Given this, we set up the error correction model (ECM) as follows: $$\Delta C_t = \beta_0 + \beta_1 Y_t + \theta(C_{t-1} - \gamma_0 - \gamma_1 Y_t) + u_t$$ which is estimated using the 2-step Engle-Granger approach.
My question is: What is the economic interpretation of $\gamma_1$? Surely we cannot interpret this as the marginal propensity to consume (MPC)? I interpret it as describing the long-run equilibrium of the system.
However, I'm struggling to explain why this is the case, since mathematically: $$\gamma_1 = \frac{\partial C_t}{\partial Y_t}$$ which is exactly the definition of the MPC.

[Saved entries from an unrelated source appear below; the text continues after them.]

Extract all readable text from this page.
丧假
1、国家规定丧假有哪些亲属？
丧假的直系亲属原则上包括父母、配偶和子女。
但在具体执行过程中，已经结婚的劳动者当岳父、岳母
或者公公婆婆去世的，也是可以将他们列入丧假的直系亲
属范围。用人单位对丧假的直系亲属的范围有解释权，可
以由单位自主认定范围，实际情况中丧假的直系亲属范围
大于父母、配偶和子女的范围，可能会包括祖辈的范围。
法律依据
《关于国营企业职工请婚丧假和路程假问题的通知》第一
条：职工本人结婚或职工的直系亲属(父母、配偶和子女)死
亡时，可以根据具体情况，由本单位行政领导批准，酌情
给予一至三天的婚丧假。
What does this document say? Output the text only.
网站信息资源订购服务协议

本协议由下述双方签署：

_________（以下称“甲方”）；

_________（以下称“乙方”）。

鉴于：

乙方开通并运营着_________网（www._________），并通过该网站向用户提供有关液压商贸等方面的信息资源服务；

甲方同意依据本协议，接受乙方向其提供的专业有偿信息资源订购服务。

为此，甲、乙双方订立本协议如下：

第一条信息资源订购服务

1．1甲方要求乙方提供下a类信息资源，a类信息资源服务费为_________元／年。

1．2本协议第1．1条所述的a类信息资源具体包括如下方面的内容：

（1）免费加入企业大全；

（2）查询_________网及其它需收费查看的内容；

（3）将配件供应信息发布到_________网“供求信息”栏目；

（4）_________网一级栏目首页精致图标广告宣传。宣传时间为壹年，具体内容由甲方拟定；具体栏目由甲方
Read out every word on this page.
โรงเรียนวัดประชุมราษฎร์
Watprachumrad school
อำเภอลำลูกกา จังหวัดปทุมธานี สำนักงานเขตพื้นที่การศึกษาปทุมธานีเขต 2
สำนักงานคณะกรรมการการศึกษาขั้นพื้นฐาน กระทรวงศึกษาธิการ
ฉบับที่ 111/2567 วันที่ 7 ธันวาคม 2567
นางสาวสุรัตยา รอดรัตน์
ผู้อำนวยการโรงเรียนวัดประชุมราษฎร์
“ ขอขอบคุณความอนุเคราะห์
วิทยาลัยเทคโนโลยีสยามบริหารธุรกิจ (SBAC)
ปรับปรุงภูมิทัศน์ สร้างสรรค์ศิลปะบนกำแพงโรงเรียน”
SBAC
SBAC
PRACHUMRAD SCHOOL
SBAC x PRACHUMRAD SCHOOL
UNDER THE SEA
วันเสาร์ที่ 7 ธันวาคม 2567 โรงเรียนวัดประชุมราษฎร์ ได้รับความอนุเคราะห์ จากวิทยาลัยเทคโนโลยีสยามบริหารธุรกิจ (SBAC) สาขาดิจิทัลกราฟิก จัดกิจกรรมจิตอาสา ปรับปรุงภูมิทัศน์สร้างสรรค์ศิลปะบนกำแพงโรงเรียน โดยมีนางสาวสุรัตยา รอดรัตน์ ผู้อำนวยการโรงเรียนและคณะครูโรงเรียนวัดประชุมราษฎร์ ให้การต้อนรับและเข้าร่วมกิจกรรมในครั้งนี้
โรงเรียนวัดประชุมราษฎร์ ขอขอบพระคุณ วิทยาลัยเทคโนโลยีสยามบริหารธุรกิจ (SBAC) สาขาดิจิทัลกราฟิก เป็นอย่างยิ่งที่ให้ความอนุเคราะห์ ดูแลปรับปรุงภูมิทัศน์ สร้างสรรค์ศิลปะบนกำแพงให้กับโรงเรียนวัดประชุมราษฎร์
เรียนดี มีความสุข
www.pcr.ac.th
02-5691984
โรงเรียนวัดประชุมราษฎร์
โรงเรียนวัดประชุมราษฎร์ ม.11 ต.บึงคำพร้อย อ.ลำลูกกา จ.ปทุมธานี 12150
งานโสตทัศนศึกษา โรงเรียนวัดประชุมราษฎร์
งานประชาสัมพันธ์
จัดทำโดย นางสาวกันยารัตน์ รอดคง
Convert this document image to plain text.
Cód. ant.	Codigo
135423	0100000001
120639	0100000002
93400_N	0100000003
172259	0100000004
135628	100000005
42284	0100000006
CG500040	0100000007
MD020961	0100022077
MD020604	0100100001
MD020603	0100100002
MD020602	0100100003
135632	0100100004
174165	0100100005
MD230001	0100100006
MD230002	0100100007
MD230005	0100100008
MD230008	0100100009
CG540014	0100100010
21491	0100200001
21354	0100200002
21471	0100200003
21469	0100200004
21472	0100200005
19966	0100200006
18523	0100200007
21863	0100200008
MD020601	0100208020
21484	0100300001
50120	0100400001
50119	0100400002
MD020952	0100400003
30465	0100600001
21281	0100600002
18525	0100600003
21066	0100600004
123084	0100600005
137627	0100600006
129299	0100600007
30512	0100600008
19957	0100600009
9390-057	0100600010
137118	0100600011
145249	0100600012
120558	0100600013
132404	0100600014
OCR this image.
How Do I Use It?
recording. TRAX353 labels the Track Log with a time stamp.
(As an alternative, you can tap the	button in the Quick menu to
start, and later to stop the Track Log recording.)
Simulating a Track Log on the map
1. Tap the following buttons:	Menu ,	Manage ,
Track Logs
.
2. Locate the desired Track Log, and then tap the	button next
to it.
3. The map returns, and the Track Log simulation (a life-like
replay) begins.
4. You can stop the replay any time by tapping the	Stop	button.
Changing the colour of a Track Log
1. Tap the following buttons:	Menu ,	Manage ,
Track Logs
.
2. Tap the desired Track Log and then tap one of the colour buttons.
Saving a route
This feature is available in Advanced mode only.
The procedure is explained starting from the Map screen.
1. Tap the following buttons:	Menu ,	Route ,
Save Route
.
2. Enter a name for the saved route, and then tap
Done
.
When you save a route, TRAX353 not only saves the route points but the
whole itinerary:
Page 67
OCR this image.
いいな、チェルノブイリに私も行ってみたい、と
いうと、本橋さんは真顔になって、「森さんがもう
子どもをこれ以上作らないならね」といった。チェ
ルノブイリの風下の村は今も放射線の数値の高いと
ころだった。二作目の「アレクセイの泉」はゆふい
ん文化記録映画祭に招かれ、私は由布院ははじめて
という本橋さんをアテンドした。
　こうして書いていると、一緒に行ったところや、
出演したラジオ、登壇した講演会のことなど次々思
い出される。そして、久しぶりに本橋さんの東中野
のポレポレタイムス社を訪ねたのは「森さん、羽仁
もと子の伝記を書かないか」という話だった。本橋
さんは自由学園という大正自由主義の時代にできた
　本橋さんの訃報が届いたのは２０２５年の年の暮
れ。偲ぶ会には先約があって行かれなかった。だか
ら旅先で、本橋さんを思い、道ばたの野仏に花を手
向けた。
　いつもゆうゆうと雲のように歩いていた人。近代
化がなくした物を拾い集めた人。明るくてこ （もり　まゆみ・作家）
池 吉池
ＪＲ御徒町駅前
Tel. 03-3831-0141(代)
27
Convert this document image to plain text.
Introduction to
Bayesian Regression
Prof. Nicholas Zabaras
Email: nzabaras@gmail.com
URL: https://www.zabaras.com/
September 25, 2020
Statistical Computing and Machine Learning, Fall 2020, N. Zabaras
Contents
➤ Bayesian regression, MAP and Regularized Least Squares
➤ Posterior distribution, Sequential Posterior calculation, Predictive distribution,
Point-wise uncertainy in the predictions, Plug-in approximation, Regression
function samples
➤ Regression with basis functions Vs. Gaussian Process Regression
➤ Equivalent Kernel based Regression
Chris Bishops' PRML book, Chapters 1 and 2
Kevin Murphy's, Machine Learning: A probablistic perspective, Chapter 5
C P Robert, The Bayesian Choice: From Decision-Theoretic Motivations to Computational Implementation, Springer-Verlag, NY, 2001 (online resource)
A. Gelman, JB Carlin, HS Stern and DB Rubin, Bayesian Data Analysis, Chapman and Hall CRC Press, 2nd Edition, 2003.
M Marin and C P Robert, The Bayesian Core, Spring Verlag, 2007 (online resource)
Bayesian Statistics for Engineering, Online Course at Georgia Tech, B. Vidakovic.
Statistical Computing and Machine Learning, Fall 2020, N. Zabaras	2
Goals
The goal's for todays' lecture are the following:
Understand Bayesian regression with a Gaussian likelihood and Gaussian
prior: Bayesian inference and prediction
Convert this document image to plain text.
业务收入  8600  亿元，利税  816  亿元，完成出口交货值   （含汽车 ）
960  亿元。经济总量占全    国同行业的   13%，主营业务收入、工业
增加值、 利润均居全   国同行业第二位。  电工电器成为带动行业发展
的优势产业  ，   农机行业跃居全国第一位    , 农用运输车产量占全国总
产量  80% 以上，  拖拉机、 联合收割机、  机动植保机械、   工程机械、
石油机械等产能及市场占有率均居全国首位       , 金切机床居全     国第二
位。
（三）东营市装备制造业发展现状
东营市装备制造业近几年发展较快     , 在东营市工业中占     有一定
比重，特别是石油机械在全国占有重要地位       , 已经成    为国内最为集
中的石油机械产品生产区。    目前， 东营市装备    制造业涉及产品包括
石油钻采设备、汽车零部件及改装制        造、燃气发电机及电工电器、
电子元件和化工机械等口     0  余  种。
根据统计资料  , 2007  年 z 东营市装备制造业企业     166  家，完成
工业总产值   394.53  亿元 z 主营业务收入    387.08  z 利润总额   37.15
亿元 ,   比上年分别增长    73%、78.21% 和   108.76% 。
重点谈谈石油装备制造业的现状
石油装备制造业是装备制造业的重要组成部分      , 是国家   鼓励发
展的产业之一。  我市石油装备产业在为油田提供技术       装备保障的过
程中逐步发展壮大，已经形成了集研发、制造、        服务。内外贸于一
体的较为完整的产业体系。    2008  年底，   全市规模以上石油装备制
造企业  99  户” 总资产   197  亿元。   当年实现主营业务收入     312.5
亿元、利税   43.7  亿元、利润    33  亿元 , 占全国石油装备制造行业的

On the Wikipedia page on ECMs, they describe $\gamma_1$ as the average propensity to consume (APC), which makes a lot more sense to, but which doesn't sit well with me since mathematically: $$\text{APC} = \frac{C}{Y}$$ and clearly that is not the definition of $\gamma_1$ since: $$\frac{C}{Y} = \frac{\gamma_0}{Y} + \gamma1$$
Could someone help me sort out my confusion?